I’m mostly trying to convey the way artificial intelligence has developed within the field of organic chemistry and health tech. We’ve been trying to figure out how to use computers to accelerate discovery and chemistry pretty much as long as they’ve been around.

That technology has now been used by more than two million people in 190 countries for a wide range of scientific applications, helping researchers understand issues like antibiotic resistance and how to decompose plastic more quickly. “This has had a pretty profound effect on the field,” Zahrt said.

AI doesn’t always work perfectly, Zahrt added, noting some instances when it might create interesting information about chemical reactions that ultimately are “not synthetically useful.” But, he concluded, machine learning has a lot to contribute to chemistry as a field.

Carlos Santana: Philosophy as Translators

Carlos Santana, Associate Professor of Philosophy, understood inherently that people might be confused about his involvement in a conversation on AI and science, but had a swift explanation. “In philosophy science, we often end up being effective translators between people from different research communities.”

Case in point is a long-term project Santana has been assisting with using AI tools to help address an underlying systemic problem: how conservation workers around the world make decisions. Though there’s plenty of scientific research available, he observed, there’s a tendency within the field to rely on conventional wisdom, rather than seek out vetted literature.

An international collaboration he’s part of could help fix that, bringing together ecologists, computational linguists, and computer scientists to create a tool for people in this field that draws on academic research but offers context specific to their areas of interest.
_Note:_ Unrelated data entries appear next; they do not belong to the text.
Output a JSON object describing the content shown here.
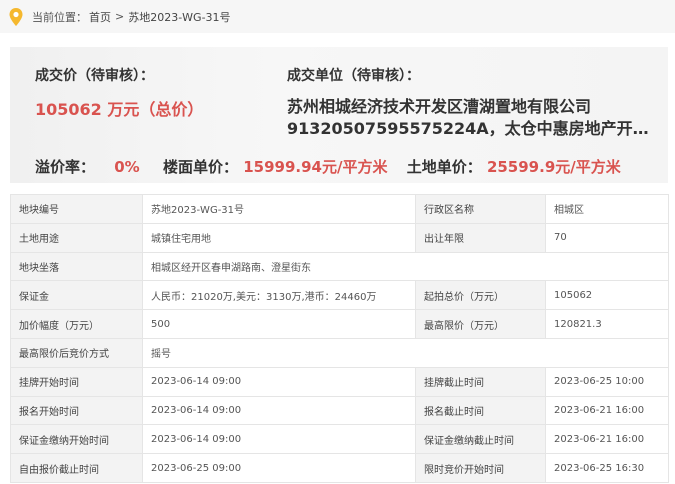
{
  "breadcrumb": {
    "label": "当前位置：",
    "home": "首页",
    "separator": ">",
    "current": "苏地2023-WG-31号"
  },
  "summary": {
    "price_label": "成交价（待审核）：",
    "price_value": "105062 万元（总价）",
    "winner_label": "成交单位（待审核）：",
    "winner_line1": "苏州相城经济技术开发区漕湖置地有限公司",
    "winner_line2": "91320507595575224A，太仓中惠房地产开…",
    "premium_label": "溢价率：",
    "premium_value": "0%",
    "floor_price_label": "楼面单价：",
    "floor_price_value": "15999.94元/平方米",
    "land_price_label": "土地单价：",
    "land_price_value": "25599.9元/平方米"
  },
  "details": {
    "r0": {
      "l1": "地块编号",
      "v1": "苏地2023-WG-31号",
      "l2": "行政区名称",
      "v2": "相城区"
    },
    "r1": {
      "l1": "土地用途",
      "v1": "城镇住宅用地",
      "l2": "出让年限",
      "v2": "70"
    },
    "r2": {
      "l1": "地块坐落",
      "v1": "相城区经开区春申湖路南、澄星街东"
    },
    "r3": {
      "l1": "保证金",
      "v1": "人民币：21020万,美元：3130万,港币：24460万",
      "l2": "起拍总价（万元）",
      "v2": "105062"
    },
    "r4": {
      "l1": "加价幅度（万元）",
      "v1": "500",
      "l2": "最高限价（万元）",
      "v2": "120821.3"
    },
    "r5": {
      "l1": "最高限价后竞价方式",
      "v1": "摇号"
    },
    "r6": {
      "l1": "挂牌开始时间",
      "v1": "2023-06-14 09:00",
      "l2": "挂牌截止时间",
      "v2": "2023-06-25 10:00"
    },
    "r7": {
      "l1": "报名开始时间",
      "v1": "2023-06-14 09:00",
      "l2": "报名截止时间",
      "v2": "2023-06-21 16:00"
    },
    "r8": {
      "l1": "保证金缴纳开始时间",
      "v1": "2023-06-14 09:00",
      "l2": "保证金缴纳截止时间",
      "v2": "2023-06-21 16:00"
    },
    "r9": {
      "l1": "自由报价截止时间",
      "v1": "2023-06-25 09:00",
      "l2": "限时竞价开始时间",
      "v2": "2023-06-25 16:30"
    }
  },
  "colors": {
    "accent_red": "#d9534f",
    "pin_yellow": "#f5b82e"
  },
  "icons": {
    "location": "location-pin-icon"
  }
}
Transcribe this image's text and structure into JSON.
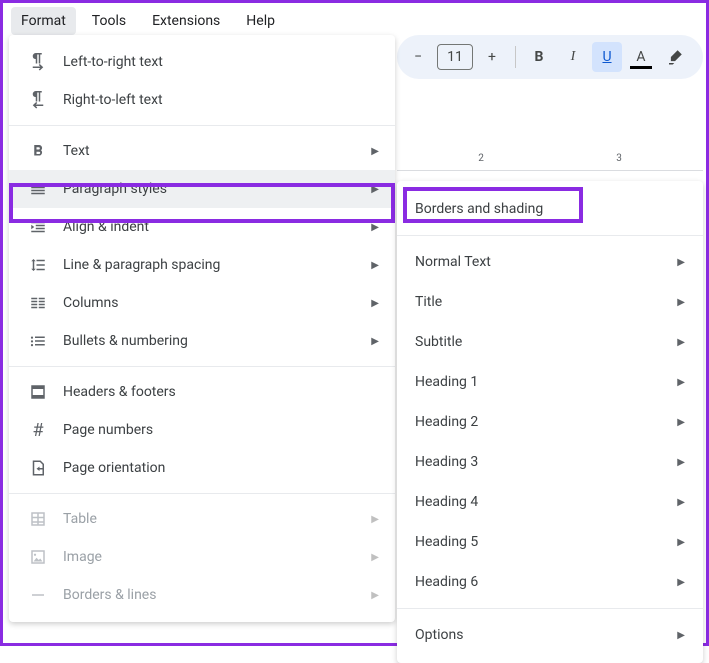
{
  "menubar": {
    "format": "Format",
    "tools": "Tools",
    "extensions": "Extensions",
    "help": "Help"
  },
  "toolbar": {
    "font_size": "11",
    "bold": "B",
    "italic": "I",
    "underline": "U",
    "text_color": "A"
  },
  "ruler": {
    "tick2": "2",
    "tick3": "3"
  },
  "format_menu": {
    "ltr": "Left-to-right text",
    "rtl": "Right-to-left text",
    "text": "Text",
    "paragraph_styles": "Paragraph styles",
    "align_indent": "Align & indent",
    "line_spacing": "Line & paragraph spacing",
    "columns": "Columns",
    "bullets": "Bullets & numbering",
    "headers_footers": "Headers & footers",
    "page_numbers": "Page numbers",
    "page_orientation": "Page orientation",
    "table": "Table",
    "image": "Image",
    "borders_lines": "Borders & lines"
  },
  "paragraph_submenu": {
    "borders_shading": "Borders and shading",
    "normal_text": "Normal Text",
    "title": "Title",
    "subtitle": "Subtitle",
    "heading1": "Heading 1",
    "heading2": "Heading 2",
    "heading3": "Heading 3",
    "heading4": "Heading 4",
    "heading5": "Heading 5",
    "heading6": "Heading 6",
    "options": "Options"
  }
}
Implementation is still a ways off, Santana said, “but collaborators hope it will one day enable conservation workers globally to ask their questions and quickly yield an answer.”

Santana underscored that he’s not bringing ample computer skills to the project, but rather his role is as “the skeptic and the naysayer. “There are some risks here,” he said. “But I also think there’s a lot of potential for AI tools to improve the science policy interface in areas like this that could be stronger.”